Chicken Stew with Fluffy Dumplings
Source of Recipe
From "The Lodge Cast Iron Cookbook"
List of Ingredients
- 1 plain or salt-and-pepper rotisserie chicken
- 4 cups chicken broth
- 4 cups cold water
- 1 Tbsp olive oil
- 1 cup chopped onion
- ¾ cup sliced celery
- 1½ cups sliced carrots
- 2 tsp chopped fresh thyme or ½ tsp dried thyme
- Kosher salt
- ½ tsp freshly ground black pepper, or to taste
- 2 cups self-rising flour
- ¼ cup (½ stick) butter, cut into small cubes and chilled
- 2 Tbsp vegetable shortening
- ¾ cup half-and-half or cream
Instructions
- Pull the meat from the chicken; refrigerate, covered, until needed. Place the bones and skin in a large saucepan or small stockpot; add the broth and water. Bring to a boil; reduce the heat and simmer until the carcass falls apart and the liquid reduces to about 6 cups, about 1 hour. Strain the broth and set aside; discard solids.
- Heat the oil in a 6-quart cast iron Dutch oven over medium heat. Add the onion, celery, carrots, thyme, and a pinch of salt; stir to coat. Cook, stirring often, until the vegetables soften, about 8 minutes. Add the reserved broth, 1 teaspoon salt, the pepper, and reserved chicken. Simmer until the vegetables are tender, about 10 minutes.
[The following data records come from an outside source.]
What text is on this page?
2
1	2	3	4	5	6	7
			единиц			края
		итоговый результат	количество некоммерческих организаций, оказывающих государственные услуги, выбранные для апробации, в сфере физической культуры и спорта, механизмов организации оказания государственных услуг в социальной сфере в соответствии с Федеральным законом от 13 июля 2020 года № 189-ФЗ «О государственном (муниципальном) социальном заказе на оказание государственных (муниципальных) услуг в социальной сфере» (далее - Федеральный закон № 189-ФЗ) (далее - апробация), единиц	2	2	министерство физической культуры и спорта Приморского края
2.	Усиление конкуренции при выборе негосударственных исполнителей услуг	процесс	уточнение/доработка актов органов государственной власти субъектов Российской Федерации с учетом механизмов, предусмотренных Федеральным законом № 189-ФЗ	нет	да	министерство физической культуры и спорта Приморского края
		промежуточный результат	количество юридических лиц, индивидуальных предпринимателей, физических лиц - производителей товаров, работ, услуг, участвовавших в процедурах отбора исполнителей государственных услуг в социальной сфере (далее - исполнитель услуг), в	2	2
- Place the flour in a medium bowl. Cut the butter and shortening into the flour with a pastry blender or your fingertips until crumbly. Stir in the half-and-half. The dough should be soft and sticky, but firm enough to hold together on a spoon.
- Bring the stew to a low boil over medium-high heat.
- Using a 1-ounce scoop or spoon, drop golf-ball-size dumplings evenly over the surface of the stew. Cover and cook until the dumplings are firm and look dry on top, about 20 minutes. If the dumplings are firm and fluffy but still wet on top, baste them with some of the hot liquid. Serve the stew and dumplings immediately.